作为许多细胞信号网络的重要枢纽,KRAS(Kirsten rat sarcoma viral oncogene homologue,克氏大鼠肉瘤病毒癌基因同源物)已被确定为肿瘤生物标志物。它是人类癌症中经常发生突变的癌基因,在许多人类肿瘤组织中都发现了由 G12D 等突变引起的 KRAS 蛋白活化。虽然 KRAS 蛋白上有两个特定的异位点(AS1 和 AS2)可作为抑制剂开发的靶点,但两个异位点之间调控机制的差异仍未见报道。在此,我们利用分子动力学模拟结合分子力学广义生表面积(MM/GBSA)分析发现,位于AS1和AS2的抑制剂都能显著降低野生型、突变型KRAS(G12/D/V/S/C)与GTP之间的结合自由能,但抑制剂对野生型、突变型KRAS与GDP之间结合自由能的影响有限。此外,AS2 抑制剂对 KRAS 和 GTP 之间结合自由能的降低程度明显高于 AS1 抑制剂。进一步分析发现,AS1和AS2抑制剂都能调节开关Ⅰ和开关Ⅱ的波动,扩大正交位点(GTP结合位点)的口袋,从而减少KRAS与GTP的结合。值得注意的是,两种抑制剂对开关Ⅰ和开关Ⅱ的调控偏好存在显著差异。AS2 抑制剂主要通过调控 Switch Ⅱ 来影响正交位点的口袋,而 AS1 抑制剂主要通过调控 Switch Ⅰ 的波动来扩大正交位点的口袋。

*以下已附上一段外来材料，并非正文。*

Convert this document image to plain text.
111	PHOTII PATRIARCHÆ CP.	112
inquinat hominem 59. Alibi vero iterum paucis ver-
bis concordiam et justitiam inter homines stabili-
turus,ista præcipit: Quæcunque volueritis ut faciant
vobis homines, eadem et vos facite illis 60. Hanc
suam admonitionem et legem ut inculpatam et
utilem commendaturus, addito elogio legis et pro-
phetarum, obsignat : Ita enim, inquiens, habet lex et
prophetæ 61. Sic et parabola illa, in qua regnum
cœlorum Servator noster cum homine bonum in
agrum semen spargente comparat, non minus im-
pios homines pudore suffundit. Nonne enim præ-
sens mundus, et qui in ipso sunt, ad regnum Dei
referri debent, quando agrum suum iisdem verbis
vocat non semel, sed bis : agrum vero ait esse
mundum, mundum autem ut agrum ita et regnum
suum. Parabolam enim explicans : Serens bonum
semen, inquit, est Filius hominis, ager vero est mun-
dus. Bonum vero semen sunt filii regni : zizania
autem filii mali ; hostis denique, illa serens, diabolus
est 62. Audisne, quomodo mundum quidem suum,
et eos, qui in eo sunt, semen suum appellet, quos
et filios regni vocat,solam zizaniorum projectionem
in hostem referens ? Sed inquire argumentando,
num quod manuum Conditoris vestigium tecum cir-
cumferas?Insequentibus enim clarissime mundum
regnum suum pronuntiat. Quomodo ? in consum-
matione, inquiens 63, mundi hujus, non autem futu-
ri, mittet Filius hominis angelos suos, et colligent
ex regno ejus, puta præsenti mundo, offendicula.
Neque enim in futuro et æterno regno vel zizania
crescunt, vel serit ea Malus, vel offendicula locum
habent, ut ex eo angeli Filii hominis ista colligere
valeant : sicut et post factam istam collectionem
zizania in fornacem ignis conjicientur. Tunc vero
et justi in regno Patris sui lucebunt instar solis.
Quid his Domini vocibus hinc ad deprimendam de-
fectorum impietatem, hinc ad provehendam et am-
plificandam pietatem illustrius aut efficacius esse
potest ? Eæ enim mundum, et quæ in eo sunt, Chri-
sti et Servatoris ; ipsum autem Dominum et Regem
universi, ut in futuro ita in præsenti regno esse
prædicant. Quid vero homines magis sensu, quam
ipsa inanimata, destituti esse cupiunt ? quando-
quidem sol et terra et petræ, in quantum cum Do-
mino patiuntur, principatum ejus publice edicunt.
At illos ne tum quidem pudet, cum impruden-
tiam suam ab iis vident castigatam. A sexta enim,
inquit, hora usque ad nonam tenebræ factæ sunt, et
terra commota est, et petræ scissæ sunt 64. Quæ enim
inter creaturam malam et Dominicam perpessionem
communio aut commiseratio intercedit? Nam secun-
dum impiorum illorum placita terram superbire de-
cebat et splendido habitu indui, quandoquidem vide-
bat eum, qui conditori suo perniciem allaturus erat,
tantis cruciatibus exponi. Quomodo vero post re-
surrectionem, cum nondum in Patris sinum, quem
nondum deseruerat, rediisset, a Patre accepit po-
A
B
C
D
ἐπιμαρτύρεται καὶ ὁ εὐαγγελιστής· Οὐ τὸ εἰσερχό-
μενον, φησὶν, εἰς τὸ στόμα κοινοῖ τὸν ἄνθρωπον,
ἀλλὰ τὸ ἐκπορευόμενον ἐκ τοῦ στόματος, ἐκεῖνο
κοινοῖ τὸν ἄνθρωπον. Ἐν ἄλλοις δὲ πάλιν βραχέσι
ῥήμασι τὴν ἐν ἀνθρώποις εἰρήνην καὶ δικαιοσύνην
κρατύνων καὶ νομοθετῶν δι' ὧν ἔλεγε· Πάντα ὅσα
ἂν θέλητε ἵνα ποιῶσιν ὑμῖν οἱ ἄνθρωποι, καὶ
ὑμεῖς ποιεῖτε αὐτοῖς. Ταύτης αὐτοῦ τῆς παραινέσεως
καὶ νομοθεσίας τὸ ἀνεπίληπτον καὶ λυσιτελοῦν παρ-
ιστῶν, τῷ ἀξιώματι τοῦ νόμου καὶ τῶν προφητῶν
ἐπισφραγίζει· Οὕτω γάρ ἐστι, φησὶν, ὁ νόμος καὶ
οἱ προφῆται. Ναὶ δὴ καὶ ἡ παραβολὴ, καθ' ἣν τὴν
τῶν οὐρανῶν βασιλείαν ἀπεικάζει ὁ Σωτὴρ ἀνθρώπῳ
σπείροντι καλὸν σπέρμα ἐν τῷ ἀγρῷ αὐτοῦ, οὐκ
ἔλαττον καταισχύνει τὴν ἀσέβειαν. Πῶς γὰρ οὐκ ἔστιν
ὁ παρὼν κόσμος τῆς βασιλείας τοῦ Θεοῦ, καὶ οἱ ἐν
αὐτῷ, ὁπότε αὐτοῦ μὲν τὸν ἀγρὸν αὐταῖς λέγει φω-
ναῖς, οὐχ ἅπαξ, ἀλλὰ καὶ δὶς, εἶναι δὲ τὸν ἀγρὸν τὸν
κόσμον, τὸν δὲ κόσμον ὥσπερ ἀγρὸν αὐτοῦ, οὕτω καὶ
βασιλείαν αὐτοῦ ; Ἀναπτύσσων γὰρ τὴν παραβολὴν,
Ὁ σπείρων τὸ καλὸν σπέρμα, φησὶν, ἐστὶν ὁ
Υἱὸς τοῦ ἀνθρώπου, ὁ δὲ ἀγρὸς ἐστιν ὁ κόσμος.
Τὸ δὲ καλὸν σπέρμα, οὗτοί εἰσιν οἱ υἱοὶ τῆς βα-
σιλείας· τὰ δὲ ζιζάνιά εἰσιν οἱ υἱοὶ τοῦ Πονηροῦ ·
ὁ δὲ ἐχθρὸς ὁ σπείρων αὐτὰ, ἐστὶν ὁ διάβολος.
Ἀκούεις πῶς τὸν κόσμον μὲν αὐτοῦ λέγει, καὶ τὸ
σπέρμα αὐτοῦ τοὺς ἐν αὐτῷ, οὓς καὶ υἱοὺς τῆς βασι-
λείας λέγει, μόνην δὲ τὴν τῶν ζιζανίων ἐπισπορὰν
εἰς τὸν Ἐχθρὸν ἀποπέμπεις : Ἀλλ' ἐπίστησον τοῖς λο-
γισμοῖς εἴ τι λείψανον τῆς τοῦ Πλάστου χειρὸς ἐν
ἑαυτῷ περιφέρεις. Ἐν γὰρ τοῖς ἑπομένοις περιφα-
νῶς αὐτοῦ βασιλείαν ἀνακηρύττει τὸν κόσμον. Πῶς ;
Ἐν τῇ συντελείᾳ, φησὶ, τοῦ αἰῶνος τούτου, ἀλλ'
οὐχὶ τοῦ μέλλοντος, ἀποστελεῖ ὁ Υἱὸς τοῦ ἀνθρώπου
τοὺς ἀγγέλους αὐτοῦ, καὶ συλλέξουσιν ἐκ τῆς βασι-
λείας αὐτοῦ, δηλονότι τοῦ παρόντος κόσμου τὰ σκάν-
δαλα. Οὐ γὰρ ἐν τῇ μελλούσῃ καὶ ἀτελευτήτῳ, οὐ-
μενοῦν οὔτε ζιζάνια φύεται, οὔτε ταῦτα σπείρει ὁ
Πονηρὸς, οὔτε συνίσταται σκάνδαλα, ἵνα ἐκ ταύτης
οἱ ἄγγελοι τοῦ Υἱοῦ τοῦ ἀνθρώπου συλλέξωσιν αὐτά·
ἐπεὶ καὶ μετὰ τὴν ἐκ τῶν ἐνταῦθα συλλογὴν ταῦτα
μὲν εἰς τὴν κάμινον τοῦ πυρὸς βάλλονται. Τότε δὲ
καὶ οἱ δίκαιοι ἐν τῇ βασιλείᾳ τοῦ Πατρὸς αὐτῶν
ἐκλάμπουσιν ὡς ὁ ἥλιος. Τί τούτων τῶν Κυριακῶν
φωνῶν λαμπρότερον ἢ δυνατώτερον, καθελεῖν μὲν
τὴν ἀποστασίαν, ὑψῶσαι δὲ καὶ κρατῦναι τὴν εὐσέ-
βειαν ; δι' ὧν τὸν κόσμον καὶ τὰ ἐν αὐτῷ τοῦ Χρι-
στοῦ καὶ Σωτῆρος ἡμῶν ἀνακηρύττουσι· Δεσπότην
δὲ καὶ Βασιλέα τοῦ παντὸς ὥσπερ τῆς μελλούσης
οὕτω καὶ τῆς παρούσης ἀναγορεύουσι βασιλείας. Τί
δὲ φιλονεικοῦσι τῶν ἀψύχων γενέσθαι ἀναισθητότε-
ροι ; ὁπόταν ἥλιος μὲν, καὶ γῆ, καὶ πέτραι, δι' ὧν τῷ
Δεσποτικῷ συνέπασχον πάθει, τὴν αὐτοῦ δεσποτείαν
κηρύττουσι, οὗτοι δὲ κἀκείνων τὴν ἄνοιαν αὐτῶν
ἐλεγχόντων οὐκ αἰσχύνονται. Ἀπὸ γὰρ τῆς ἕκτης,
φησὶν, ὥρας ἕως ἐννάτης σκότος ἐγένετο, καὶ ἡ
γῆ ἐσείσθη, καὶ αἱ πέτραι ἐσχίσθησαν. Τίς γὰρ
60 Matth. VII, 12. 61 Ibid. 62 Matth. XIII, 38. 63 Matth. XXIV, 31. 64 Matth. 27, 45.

我们的研究比较了两类抑制剂在调控KRAS蛋白活性方面的差异,揭示了AS2作为小分子药物靶点的优势,旨在为新型KRAS蛋白抑制剂的研究提供理论指导。
本文章由计算机程序翻译,如有差异,请以英文原文为准。

摘要图片

查看原文
分享 分享
微信好友 朋友圈 QQ好友 复制链接
本刊更多论文
Insight of the molecular mechanism of inhibitors located at different allosteric sites regulating the activity of wild type and mutant KRAS (G12)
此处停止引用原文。